Lieux dénaturés, faune et flore perturbées, plus de trafic et de pollution…

Depuis qu’ils ont eu connaissance de la demande de permis déposée à l’administration communale d’Ans en vue de la construction d’un ensemble de 40 appartements et d’un parking couvert de 45 places (dont 8 pour PMR), rue Walthère Jamar, des riverains se mobilisent afin de se faire entendre.
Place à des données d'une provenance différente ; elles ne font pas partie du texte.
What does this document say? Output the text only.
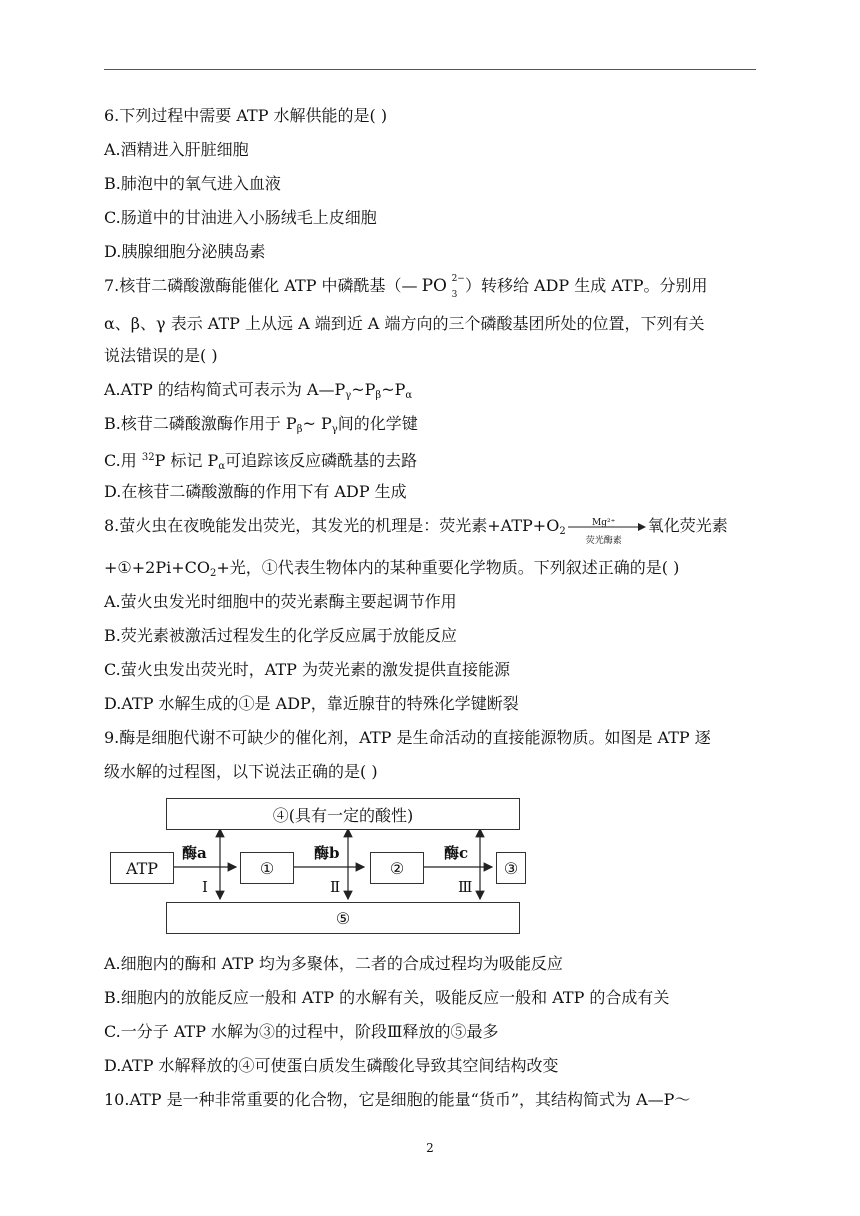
6.下列过程中需要 ATP 水解供能的是( )
A.酒精进入肝脏细胞
B.肺泡中的氧气进入血液
C.肠道中的甘油进入小肠绒毛上皮细胞
D.胰腺细胞分泌胰岛素
7.核苷二磷酸激酶能催化 ATP 中磷酰基（— PO 2−
3 ）转移给 ADP 生成 ATP。分别用
α、β、γ 表示 ATP 上从远 A 端到近 A 端方向的三个磷酸基团所处的位置，下列有关
说法错误的是( )
A.ATP 的结构简式可表示为 $A—P_\gamma\sim P_\beta\sim P_\alpha$
B.核苷二磷酸激酶作用于 $P_\beta\sim$ $P_\gamma$间的化学键
C.用 $^{32}$P 标记 $P_\alpha$可追踪该反应磷酰基的去路
D.在核苷二磷酸激酶的作用下有 ADP 生成
8.萤火虫在夜晚能发出荧光，其发光的机理是：荧光素$+ATP+O_2$
Mg²⁺
荧光酶素
氧化荧光素
$+①+2Pi+CO_2+$光，①代表生物体内的某种重要化学物质。下列叙述正确的是( )
A.萤火虫发光时细胞中的荧光素酶主要起调节作用
B.荧光素被激活过程发生的化学反应属于放能反应
C.萤火虫发出荧光时，ATP 为荧光素的激发提供直接能源
D.ATP 水解生成的①是 ADP，靠近腺苷的特殊化学键断裂
9.酶是细胞代谢不可缺少的催化剂，ATP 是生命活动的直接能源物质。如图是 ATP 逐
级水解的过程图，以下说法正确的是( )
④(具有一定的酸性)
⑤
ATP	①	②	③
酶a	酶b	酶c
Ⅰ	Ⅱ	Ⅲ
A.细胞内的酶和 ATP 均为多聚体，二者的合成过程均为吸能反应
B.细胞内的放能反应一般和 ATP 的水解有关，吸能反应一般和 ATP 的合成有关
C.一分子 ATP 水解为③的过程中，阶段Ⅲ释放的⑤最多
D.ATP 水解释放的④可使蛋白质发生磷酸化导致其空间结构改变
10.ATP 是一种非常重要的化合物，它是细胞的能量“货币”，其结构简式为 A—P～
2
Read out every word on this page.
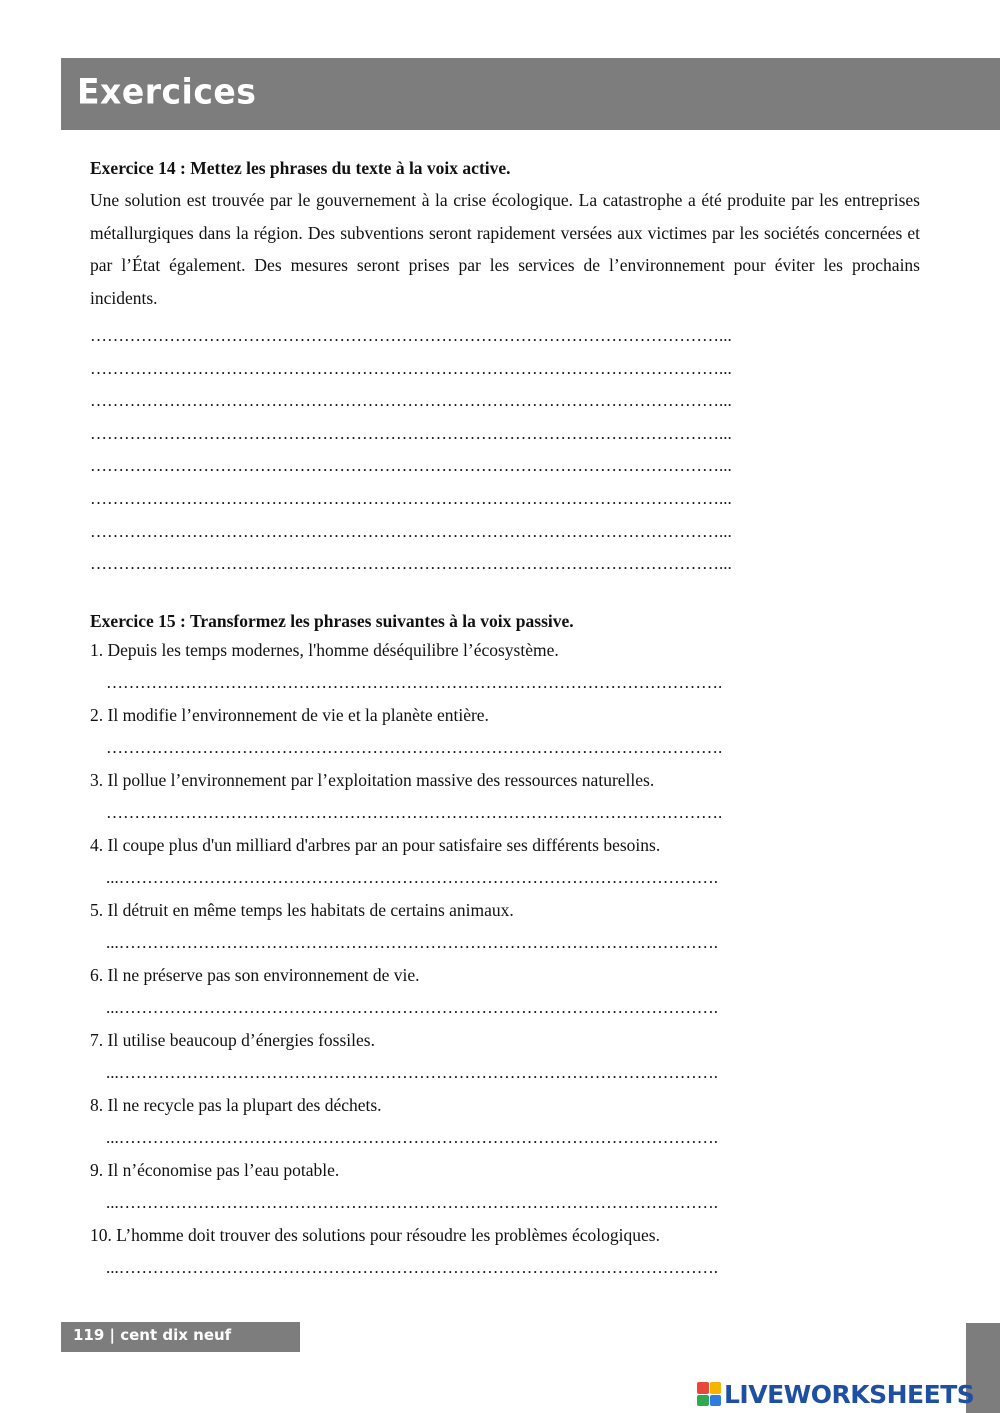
Exercices
Exercice 14 : Mettez les phrases du texte à la voix active.
Une solution est trouvée par le gouvernement à la crise écologique. La catastrophe a été produite par les entreprises métallurgiques dans la région. Des subventions seront rapidement versées aux victimes par les sociétés concernées et par l’État également. Des mesures seront prises par les services de l’environnement pour éviter les prochains incidents.
…………………………………………………………………………………………………...
…………………………………………………………………………………………………...
…………………………………………………………………………………………………...
…………………………………………………………………………………………………...
…………………………………………………………………………………………………...
…………………………………………………………………………………………………...
…………………………………………………………………………………………………...
…………………………………………………………………………………………………...
Exercice 15 : Transformez les phrases suivantes à la voix passive.
1. Depuis les temps modernes, l'homme déséquilibre l’écosystème.
……………………………………………………………………………………………….
2. Il modifie l’environnement de vie et la planète entière.
……………………………………………………………………………………………….
3. Il pollue l’environnement par l’exploitation massive des ressources naturelles.
……………………………………………………………………………………………….
4. Il coupe plus d'un milliard d'arbres par an pour satisfaire ses différents besoins.
...…………………………………………………………………………………………….
5. Il détruit en même temps les habitats de certains animaux.
...…………………………………………………………………………………………….
6. Il ne préserve pas son environnement de vie.
...…………………………………………………………………………………………….
7. Il utilise beaucoup d’énergies fossiles.
...…………………………………………………………………………………………….
8. Il ne recycle pas la plupart des déchets.
...…………………………………………………………………………………………….
9. Il n’économise pas l’eau potable.
...…………………………………………………………………………………………….
10. L’homme doit trouver des solutions pour résoudre les problèmes écologiques.
...…………………………………………………………………………………………….
119 | cent dix neuf
LIVEWORKSHEETS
Lundi soir, l’occasion de s’exprimer leur a été donnée lors d’une réunion d’information.

Les riverains ont clairement manifesté leur opposition à ce projet qui, selon eux, va priver le quartier et ses habitants d’un "environnement magnifique". Et pour cause, ledit projet est susceptible d’être développé en bordure du parc Herman, sur une parcelle boisée manifestement appréciée par les habitants. À leurs yeux, ce projet ne peut que dénaturer les lieux et porter atteinte à "une faune riche" qui y évolue…

Une parcelle boisée, certes, mais privée et inscrite en zone d’habitat au plan de secteur… "Cette parcelle n’appartient pas à la commune et le parc Herman n’est absolument pas touché", précise Grégory Philippin, bourgmestre d’Ans.

Concrètement, ce projet porte sur la construction de deux blocs d’appartements dont la hauteur correspondrait au rez-de-chaussée + 3 étages au maximum. Il est également prévu d’aménager une voirie d’accès à double sens.

Plus de pollution ?

"Le projet est disproportionné par rapport aux lieux de par sa grandeur et le gabarit des bâtiments. Depuis les allées du parc contigu, il n’y aura plus aucune perspective autre que ces bâtiments hauts et sombres", déplore-t-on du côté du comité de quartier parc Herman.

Insistant sur la faune et la flore qui peuplent cette parcelle, les opposants n’ont guère envie de la voir disparaître, ou du moins en partie. Et d’affirmer que la disparition d’arbres et l’augmentation du nombre de véhicules dans le quartier ne feront qu’accroître la pollution atmosphérique… Ils craignent également des répercussions sur le trafic de la N3, déjà saturé à ce stade, en particulier aux heures de pointe…

Le collège communal d’Ans sera amené à rendre un avis sur ce projet puis transmettra le dossier à la Région pour avis. Divers intervenants seront consultés. Le collège rendra alors un avis définitif, sans doute vers la mi-mars.

"Vis-à-vis de la biodiversité, nous avons demandé l’avis de la Division nature et forêts et il nous a été dit qu’elle pourra it ne pas s’opposer à ce projet si certaines conditions sont respectées. La DNF souhaite aussi que l’on accorde une attention particulière aux arbres dits remarquables", ajoute le bourgmestre d’Ans.